New Jersey Joins Majority of Courts Holding That Anti-Assignment Clauses Do Not Apply After a LossMarch 23, 2017 |
The New Jersey Supreme Court, joining the majority of courts, has ruled that an anti-assignment clause in an “occurrence” insurance policy did not bar the assignment of a post-loss claim even if the claim had not been reduced to a money judgment.
Givaudan Fragrances Corporation faced liability as a result of environmental contamination from a manufacturing site that a related corporate entity operated in a facility in Clifton, New Jersey, from the 1960s through 1990. It sought to obtain insurance coverage for those environmental claims from insurance companies that, it contended, had written primary, excess, or umbrella liability insurance policies for Givaudan Corporation during those years.
Givaudan Fragrances Corporation argued, among other things, that it was entitled to have the insurers provide it with coverage for that environmental liability by operation of an assignment of rights in its favor.
The insurers contended that they had insured Givaudan Corporation as their named insured, not Givaudan Fragrances Corporation. They also asserted that any assignment to Givaudan Fragrances Corporation was invalid because they had not consented to the assignment – and that their consent was required for a valid assignment according to the language of the insurance policies.
After coverage litigation ensued, a New Jersey trial court ruled in favor of the insurers.
An appellate court reversed, and the dispute reached the New Jersey Supreme Court.
The New Jersey Supreme Court’s Decision
The New Jersey Supreme Court affirmed the Appellate Court’s ruling.
In its decision, the court pointed out that the majority rule in the United States was that a provision that prohibited the assignment of an insurance policy, or that required an insurer’s consent to such an assignment, was void as applied to an assignment made after a loss covered by the policy had occurred.
The court added that the majority rule was an “exception to the general principle that parties to a contract may freely limit assignment of their contractual rights.”
It then adopted the majority position and ruled that an anti-assignment clause in an “occurrence” insurance policy was “not a barrier to the post-loss assignment of a claim.” The court reasoned that post-loss assignments do not further the purpose of the anti-assignment clause, which is to protect the insurer from increased liability, because the insurer’s risk cannot be increased by a change in the insured’s identity. The court noted that the assignment at issue was a post-loss claim assignment, not a post-loss policy assignment, and did not alter the insured’s obligation to indemnify a loss that already happened. The court explained that the loss was “no more, and no less, a result of” the assignment.

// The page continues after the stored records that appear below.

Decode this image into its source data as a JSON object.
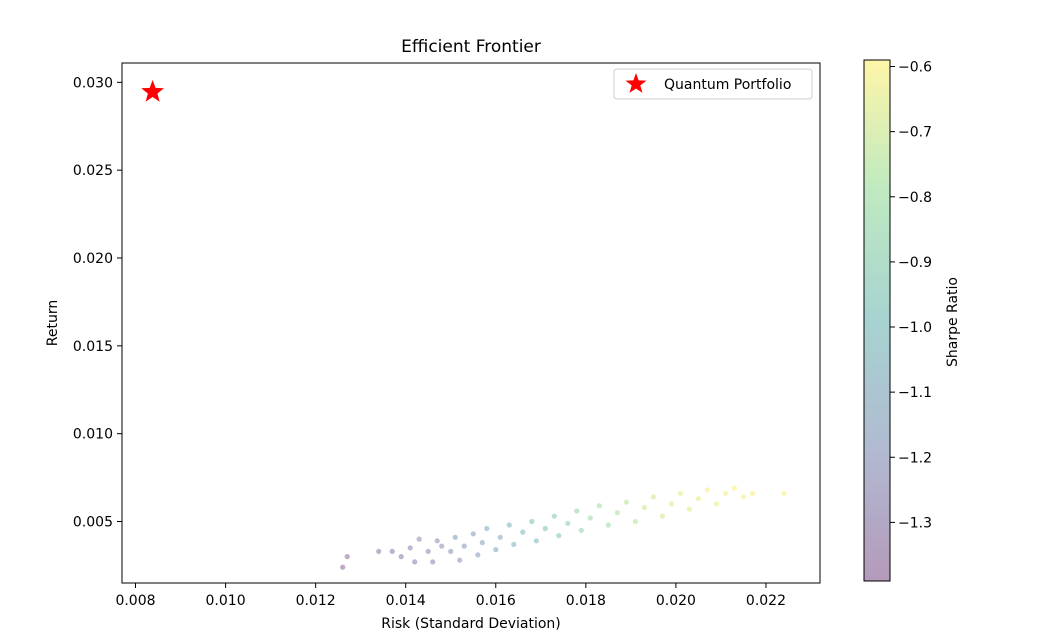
{
  "chart_data": {
    "type": "scatter",
    "title": "Efficient Frontier",
    "xlabel": "Risk (Standard Deviation)",
    "ylabel": "Return",
    "xlim": [
      0.0077,
      0.0232
    ],
    "ylim": [
      0.0015,
      0.0311
    ],
    "xticks": [
      0.008,
      0.01,
      0.012,
      0.014,
      0.016,
      0.018,
      0.02,
      0.022
    ],
    "xtick_labels": [
      "0.008",
      "0.010",
      "0.012",
      "0.014",
      "0.016",
      "0.018",
      "0.020",
      "0.022"
    ],
    "yticks": [
      0.005,
      0.01,
      0.015,
      0.02,
      0.025,
      0.03
    ],
    "ytick_labels": [
      "0.005",
      "0.010",
      "0.015",
      "0.020",
      "0.025",
      "0.030"
    ],
    "grid": false,
    "legend": {
      "position": "top-right",
      "entries": [
        {
          "label": "Quantum Portfolio",
          "marker": "star",
          "color": "#ff0000"
        }
      ]
    },
    "colormap": "viridis",
    "marker_alpha": 0.35,
    "colorbar": {
      "label": "Sharpe Ratio",
      "range": [
        -1.39,
        -0.59
      ],
      "ticks": [
        -1.3,
        -1.2,
        -1.1,
        -1.0,
        -0.9,
        -0.8,
        -0.7,
        -0.6
      ],
      "tick_labels": [
        "−1.3",
        "−1.2",
        "−1.1",
        "−1.0",
        "−0.9",
        "−0.8",
        "−0.7",
        "−0.6"
      ]
    },
    "highlight_point": {
      "name": "Quantum Portfolio",
      "x": 0.00838,
      "y": 0.02945,
      "marker": "star",
      "color": "#ff0000"
    },
    "series": [
      {
        "marker": "circle",
        "colored_by": "Sharpe Ratio",
        "points": [
          [
            0.0126,
            0.0024,
            -1.37
          ],
          [
            0.0127,
            0.003,
            -1.33
          ],
          [
            0.0134,
            0.0033,
            -1.3
          ],
          [
            0.0137,
            0.0033,
            -1.29
          ],
          [
            0.0139,
            0.003,
            -1.3
          ],
          [
            0.0141,
            0.0035,
            -1.25
          ],
          [
            0.0142,
            0.0027,
            -1.28
          ],
          [
            0.0143,
            0.004,
            -1.22
          ],
          [
            0.0145,
            0.0033,
            -1.24
          ],
          [
            0.0146,
            0.0027,
            -1.25
          ],
          [
            0.0147,
            0.0039,
            -1.21
          ],
          [
            0.0148,
            0.0036,
            -1.21
          ],
          [
            0.015,
            0.0033,
            -1.2
          ],
          [
            0.0151,
            0.0041,
            -1.18
          ],
          [
            0.0152,
            0.0028,
            -1.2
          ],
          [
            0.0153,
            0.0036,
            -1.18
          ],
          [
            0.0155,
            0.0043,
            -1.14
          ],
          [
            0.0156,
            0.0031,
            -1.16
          ],
          [
            0.0157,
            0.0038,
            -1.13
          ],
          [
            0.0158,
            0.0046,
            -1.08
          ],
          [
            0.016,
            0.0034,
            -1.11
          ],
          [
            0.0161,
            0.0041,
            -1.07
          ],
          [
            0.0163,
            0.0048,
            -1.03
          ],
          [
            0.0164,
            0.0037,
            -1.05
          ],
          [
            0.0166,
            0.0044,
            -1.0
          ],
          [
            0.0168,
            0.005,
            -0.97
          ],
          [
            0.0169,
            0.0039,
            -0.99
          ],
          [
            0.0171,
            0.0046,
            -0.95
          ],
          [
            0.0173,
            0.0053,
            -0.91
          ],
          [
            0.0174,
            0.0042,
            -0.93
          ],
          [
            0.0176,
            0.0049,
            -0.88
          ],
          [
            0.0178,
            0.0056,
            -0.85
          ],
          [
            0.0179,
            0.0045,
            -0.86
          ],
          [
            0.0181,
            0.0052,
            -0.82
          ],
          [
            0.0183,
            0.0059,
            -0.79
          ],
          [
            0.0185,
            0.0048,
            -0.8
          ],
          [
            0.0187,
            0.0055,
            -0.76
          ],
          [
            0.0189,
            0.0061,
            -0.73
          ],
          [
            0.0191,
            0.005,
            -0.74
          ],
          [
            0.0193,
            0.0058,
            -0.7
          ],
          [
            0.0195,
            0.0064,
            -0.68
          ],
          [
            0.0197,
            0.0053,
            -0.69
          ],
          [
            0.0199,
            0.006,
            -0.66
          ],
          [
            0.0201,
            0.0066,
            -0.64
          ],
          [
            0.0203,
            0.0057,
            -0.65
          ],
          [
            0.0205,
            0.0063,
            -0.63
          ],
          [
            0.0207,
            0.0068,
            -0.61
          ],
          [
            0.0209,
            0.006,
            -0.62
          ],
          [
            0.0211,
            0.0066,
            -0.61
          ],
          [
            0.0213,
            0.0069,
            -0.6
          ],
          [
            0.0215,
            0.0064,
            -0.61
          ],
          [
            0.0217,
            0.0066,
            -0.6
          ],
          [
            0.0224,
            0.0066,
            -0.6
          ]
        ]
      }
    ]
  }
}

The court was not persuaded by the insurers’ contentions that it should not adopt that rule where claims stemmed from an environmental contamination, or where claims had not been reduced to judgment. The court found that post-loss assignment of environmental claims should not be treated any differently than any other chose in action.
As a result, the court held that an anti-assignment clause could not be applied to bar a post-loss assignment of a claim.
The case is Givaudan Fragrances Corp. v. Aetna Cas. & Sur. Co., 151 A.3d 576 (N.J. 2017).